Siccome i veri messaggi vanno dati a chi ci mette i soldi, è stato il
ministro Crosetto a rivelare questa intenzione nel corso di un evento
riservato, organizzato dalla società di consulenza Ernst & Young e con
una folta platea di imprenditori e manager. "Noi siamo il paese meglio
accettato nelle nazioni dove siamo stati colonizzatori" ha detto uno dei
leader di Fratelli d'Italia, sciorinando per l'ennesima volta la
storiella degli italiani brava gente che col piano Mattei diventa un
obiettivo politico. Da parte nostra, quella militante, non dobbiamo fare
lo sciocco errore di sopravvalutare o alterare le intenzioni del
governo. Lo scopo non è quello di contenere i flussi migratori portando
lo sviluppo in Africa, come ho letto da qualche parte, né tantomeno
Meloni aspira a diventare la statista che vuole risolvere i problemi
dell'Africa intera. Anche perché l'Italia comunque gioca un ruolo
insignificante rispetto a potenze come Russia e Cina, che nel frattempo
hanno enormemente espanso la loro presenza nel continente. Semplicemente
lo stato italiano vuole continuare a garantirsi i profitti che gli
consentono le partecipazioni azionarie dentro colossi come Eni ed Enel.

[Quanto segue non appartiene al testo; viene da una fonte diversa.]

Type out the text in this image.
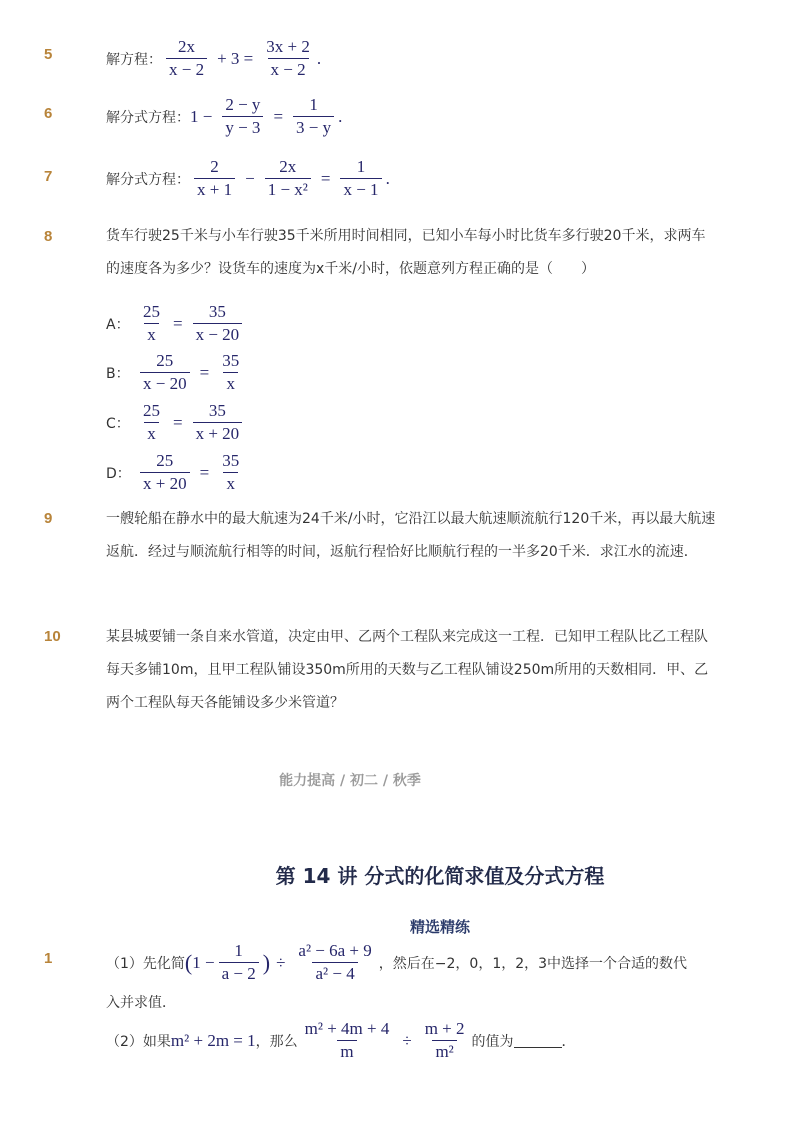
5	解方程： $\frac{2x}{x - 2} + 3 = \frac{3x + 2}{x - 2}$ .
6	解分式方程： $1 - \frac{2 - y}{y - 3} = \frac{1}{3 - y}$ .
7	解分式方程： $\frac{2}{x + 1} - \frac{2x}{\text{1 − x²}} = \frac{1}{x - 1}$ .
8	货车行驶25千米与小车行驶35千米所用时间相同，已知小车每小时比货车多行驶20千米，求两车的速度各为多少？设货车的速度为x千米/小时，依题意列方程正确的是（　　）
A： $\frac{25}{x} = \frac{35}{x - 20}$
B： $\frac{25}{x - 20} = \frac{35}{x}$
C： $\frac{25}{x} = \frac{35}{x + 20}$
D： $\frac{25}{x + 20} = \frac{35}{x}$
9	一艘轮船在静水中的最大航速为24千米/小时，它沿江以最大航速顺流航行120千米，再以最大航速返航．经过与顺流航行相等的时间，返航行程恰好比顺航行程的一半多20千米．求江水的流速．
10	某县城要铺一条自来水管道，决定由甲、乙两个工程队来完成这一工程．已知甲工程队比乙工程队每天多铺10m，且甲工程队铺设350m所用的天数与乙工程队铺设250m所用的天数相同．甲、乙两个工程队每天各能铺设多少米管道？
能力提高 / 初二 / 秋季
第 14 讲 分式的化简求值及分式方程
精选精练
1	（1）先化简 ( $1 - \frac{1}{a - 2}$ ) ÷ $\frac{\text{a² − 6a + 9}}{\text{a² − 4}}$ ，然后在−2，0，1，2，3中选择一个合适的数代
入并求值．
（2）如果 m² + 2m = 1 ，那么 $\frac{\text{m² + 4m + 4}}{m} \div \frac{m + 2}{\text{m²}}$ 的值为	．
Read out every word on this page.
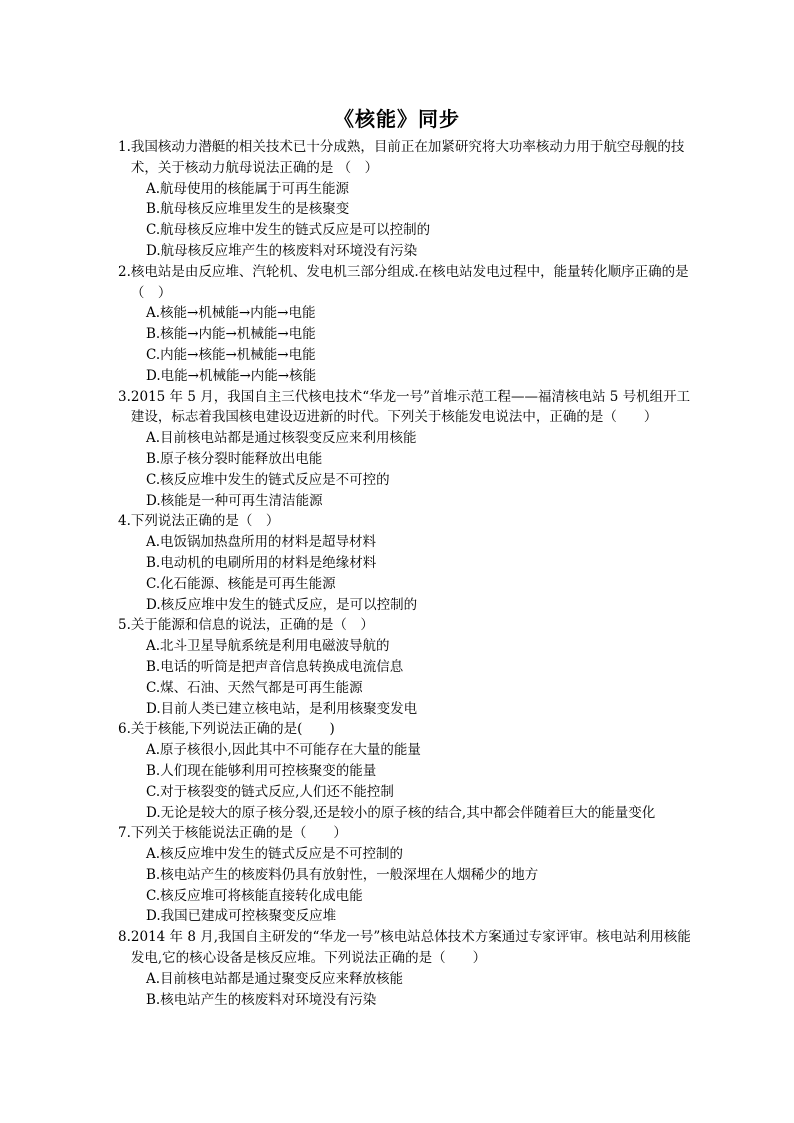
《核能》同步
1. 我国核动力潜艇的相关技术已十分成熟，目前正在加紧研究将大功率核动力用于航空母舰的技术，关于核动力航母说法正确的是 （　）
A.航母使用的核能属于可再生能源
B.航母核反应堆里发生的是核聚变
C.航母核反应堆中发生的链式反应是可以控制的
D.航母核反应堆产生的核废料对环境没有污染
2. 核电站是由反应堆、汽轮机、发电机三部分组成.在核电站发电过程中，能量转化顺序正确的是（　）
A.核能→机械能→内能→电能
B.核能→内能→机械能→电能
C.内能→核能→机械能→电能
D.电能→机械能→内能→核能
3. 2015 年 5 月，我国自主三代核电技术“华龙一号”首堆示范工程——福清核电站 5 号机组开工建设，标志着我国核电建设迈进新的时代。下列关于核能发电说法中，正确的是（　　）
A.目前核电站都是通过核裂变反应来利用核能
B.原子核分裂时能释放出电能
C.核反应堆中发生的链式反应是不可控的
D.核能是一种可再生清洁能源
4. 下列说法正确的是（　）
A.电饭锅加热盘所用的材料是超导材料
B.电动机的电刷所用的材料是绝缘材料
C.化石能源、核能是可再生能源
D.核反应堆中发生的链式反应，是可以控制的
5. 关于能源和信息的说法，正确的是（　）
A.北斗卫星导航系统是利用电磁波导航的
B.电话的听筒是把声音信息转换成电流信息
C.煤、石油、天然气都是可再生能源
D.目前人类已建立核电站，是利用核聚变发电
6. 关于核能,下列说法正确的是(　　)
A.原子核很小,因此其中不可能存在大量的能量
B.人们现在能够利用可控核聚变的能量
C.对于核裂变的链式反应,人们还不能控制
D.无论是较大的原子核分裂,还是较小的原子核的结合,其中都会伴随着巨大的能量变化
7. 下列关于核能说法正确的是（　　）
A.核反应堆中发生的链式反应是不可控制的
B.核电站产生的核废料仍具有放射性，一般深埋在人烟稀少的地方
C.核反应堆可将核能直接转化成电能
D.我国已建成可控核聚变反应堆
8. 2014 年 8 月,我国自主研发的“华龙一号”核电站总体技术方案通过专家评审。核电站利用核能发电,它的核心设备是核反应堆。下列说法正确的是（　　）
A.目前核电站都是通过聚变反应来释放核能
B.核电站产生的核废料对环境没有污染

Al di là della fuffa politicante, infatti, sono altre le parole che
bisogna sapere ascoltare. Come quelle pronunciate da Claudio Descalzi,
l'amministratore delegato di Eni, alla trasmissione Rai condotta da
Bruno Vespa. Una prima annotazione è che lo pseudo-confronto tra i due è
avvenuto proprio il 29 gennaio, appena terminato il vertice
Italia-Africa organizzato dal governo. "
Loro hanno tantissima energia, tantissimo territorio, noi non abbiamo
energia ma abbiamo un grande mercato" è stato il messaggio di Descalzi.
Più chiaro di così... Di fronte a tale disegno va rigettato in toto
l'intento riformista di provare a migliorare il Piano Mattei. Non
soltanto perché è il progetto sul quale si fonda l'idea folle e
antistorica dell'Italia come hub del gas, non soltanto perché sminuisce
il settore della cooperazione, non soltanto perché nella sua prima
stesura l'Africa non è stata manco consultata (come ha affermato al
Senato il presidente dell'Unione africana, quello vero e non quello
interpretato in uno storico scherzo ai danni di Meloni da due comici
russi qualche mese fa) ma perché è appena un'altra gabbia, neppure
dorata. Al netto delle alleanze e delle collaborazioni che dobbiamo
consolidare e avviare con chi vive in Africa, è qui che dobbiamo
scalfire il predominio dei "nostri" colossi energetici. La lotta alle
multinazionali è da sempre anche una lotta antistatalista.